Due to its best capacity to handle enormous amounts of data, DNN, an ANN with several layers, has been demonstrated as one of the most powerful tools in recent years. This is shown in [6]. In several fields, deep neural networks have proven to be more effective than conventional techniques, most significant in terms of pattern recognition. The most popular deep learning model is the convolution neural network, and significant layers include convolution, max pooling, flatten layers, and dense.
2.1 Convolution Neural Network and its Performance
In recent years, the ML discipline has greatly benefited from the use of DL-based methods. In addition, it is steadily overtaking other computation techniques in the field of machine learning. Because it also offers the best accuracy for a variety of complex models and, in many circumstances, crosses some highly developed human performances. The ability of DL models to handle enormous amounts of data is their key advantage. This is proven in [7] The DL sector has experienced an explosion in popularity recently and is successfully used in a variety of applications. DL has outperformed well-known ML approaches in a variety of disciplines, including cyber security, bioinformatics, language processing, robotics, and medical information processing, among others.
The authors of [8] have created an automatic detection method as a quicker diagnosis option. This study aims to use a CNN and LSTM (long short term memory)-based DL approach to diagnose corona from x-rays. Deep features are extracted using CNN, and the extracted features are detected using LSTM. The dataset for the system contains 1526 photos of the corona in 4575 xray images. They have suggested a method in this study that uses the testing findings to derive an accuracy of 99.4, an AUC of 99.9, and a specificity of 99.9.
Nowadays, it is becoming more and more important to optimize CNN for accuracy, training duration, and scalability. For optimizing CNN, it is important to understand the CNN structure. In [1], an investigation of CNN's structure on various CPU, TPU, and GPU devices is carried out for benchmark applications. This article establishes a relationship between performance and CNN structure.

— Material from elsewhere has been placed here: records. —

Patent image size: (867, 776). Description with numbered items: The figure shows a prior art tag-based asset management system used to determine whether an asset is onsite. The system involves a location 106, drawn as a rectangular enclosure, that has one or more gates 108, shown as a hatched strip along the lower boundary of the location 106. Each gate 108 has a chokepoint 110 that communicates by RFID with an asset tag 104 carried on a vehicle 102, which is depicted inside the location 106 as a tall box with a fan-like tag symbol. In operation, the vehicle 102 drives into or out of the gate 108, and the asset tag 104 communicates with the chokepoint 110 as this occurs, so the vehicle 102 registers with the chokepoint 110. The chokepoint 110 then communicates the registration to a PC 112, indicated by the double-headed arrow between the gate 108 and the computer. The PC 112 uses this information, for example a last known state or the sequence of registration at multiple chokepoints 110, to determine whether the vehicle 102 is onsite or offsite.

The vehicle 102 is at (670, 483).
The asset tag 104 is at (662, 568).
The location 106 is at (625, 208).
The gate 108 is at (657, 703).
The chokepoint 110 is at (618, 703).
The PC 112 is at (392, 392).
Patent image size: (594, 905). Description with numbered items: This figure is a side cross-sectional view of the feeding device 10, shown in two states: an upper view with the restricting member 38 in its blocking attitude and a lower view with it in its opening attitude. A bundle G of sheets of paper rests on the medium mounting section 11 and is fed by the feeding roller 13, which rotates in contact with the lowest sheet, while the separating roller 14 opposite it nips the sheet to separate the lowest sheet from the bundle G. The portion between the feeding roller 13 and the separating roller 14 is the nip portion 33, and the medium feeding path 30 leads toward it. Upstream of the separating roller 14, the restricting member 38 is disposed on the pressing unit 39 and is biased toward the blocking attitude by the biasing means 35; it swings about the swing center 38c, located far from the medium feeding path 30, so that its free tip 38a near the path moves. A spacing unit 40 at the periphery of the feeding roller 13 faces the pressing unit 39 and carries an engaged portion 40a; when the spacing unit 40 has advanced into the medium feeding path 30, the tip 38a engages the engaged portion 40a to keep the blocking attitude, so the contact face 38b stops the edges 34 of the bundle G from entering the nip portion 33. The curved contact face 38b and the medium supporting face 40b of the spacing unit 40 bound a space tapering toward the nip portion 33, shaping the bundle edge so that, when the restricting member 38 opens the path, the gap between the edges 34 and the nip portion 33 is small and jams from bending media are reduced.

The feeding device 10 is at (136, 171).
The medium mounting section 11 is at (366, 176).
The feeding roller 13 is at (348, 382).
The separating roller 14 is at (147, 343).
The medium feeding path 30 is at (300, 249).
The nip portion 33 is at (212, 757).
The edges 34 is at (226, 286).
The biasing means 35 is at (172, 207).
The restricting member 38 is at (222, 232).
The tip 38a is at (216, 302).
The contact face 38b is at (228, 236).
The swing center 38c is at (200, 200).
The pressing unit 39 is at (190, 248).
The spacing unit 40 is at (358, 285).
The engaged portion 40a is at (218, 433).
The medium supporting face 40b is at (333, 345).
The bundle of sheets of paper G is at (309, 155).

Layer construction, activation function, job loss, familiarity, efficiency, and speedy calculation are just a few of the areas in which Li Wang and Jason Kuen examined CNN's evolution in [2]. Additionally, they examined CNN applications in voice, NLP, and computer vision in this article. In [3], the authors discussed the emergence and advancement of deep learning, neural CNN, transformation factor, and convolution neural network integration. They concluded by predicting a novel approach to future development.
Authors in [4] have presented a new approach based on Wavelet Network by employing the ambiguous code method to enhance the representation of the image and coding. The method in [5] that is suggested for measuring biorepositories in a low-exposure setting is based on statistical analysis and the use of the neural network isolation method. The findings demonstrate the proportion of various biorepositories in the sample.
2.2 Accelerating CNN
In recent years, use of CNN has increased manifold in many domains. One major issue with CNN is the training time, especially if the dataset is very large. There has been a lot of research done to reduce the training time of CNN without compromising its accuracy. For accelerating CNN training, use of GPUs GPU clusters, TPUs, and FPGAs have been used in the past. In [6], a survey of accelerating techniques to improve the performance of CNN using hardware architectures in ASIC is described. FPGA-based acceleration for CNN is proposed in [7]. GPU-based acceleration for real-time processing of CNN is proposed in [8]. In [9], improving the efficiency of CNN and accelerating the training time with respect to various hardware architectures and networks are analyzed. The performance of CNN in GPU and TPU is benchmarked in [10]. In [11], a detailed survey of different methods to accelerate CNN is proposed. Even though there are many hardware-centric approaches to accelerate the performance of CNN, distributed CNN is one of the methods to scale CNN. In recent times, Distributed CNN has gained popularity because of the following reasons.
- Applications are inherently distributed in nature
- Availability of distributed resources in cloud environments for accelerated performance
- Big data and IoT has made distributed CNN vital
In the next section, the current state of distributed CNN implementations especially in a cloud environment is discussed.
2.3 Distributed CNN in Cloud Environment
A distributed CNN for inference distribution called DistrEdge is proposed in [12]. Results in [12] show 1.1 to 3 times speedup. A Distributed Deep CNN-LSTM Model for Intrusion detection is proposed in [13]. A distributed approach to decentralize learning in micro clouds is proposed in [14]. In [15], a method to accelerate distributed deep learning is proposed. A hybrid model with LSTM and CNN is proposed in [16] to forecast the short-term load. With many research techniques proposed to distribute CNN, the main challenges of balancing training time and accurate results still remain. In addition to that as CNN has increased a number of features, tuning hyperparameters is again a challenging task, especially in a distributed environment.
2.4 SCOPE for Improvement
Even though there has been significant research in the areas of distributed deep learning, the following remains an open challenge.
- Autotuning of hyperparameters of a CNN in distributed neural network to achieve an accelerated learning curve is still a challenge
- Improving training time without compromising accuracy is also a challenge that is open in a distributed environment.
- Analysis of the impact of scaling a distributed neural network is not done yet and this study will bring upon techniques to solve the problem.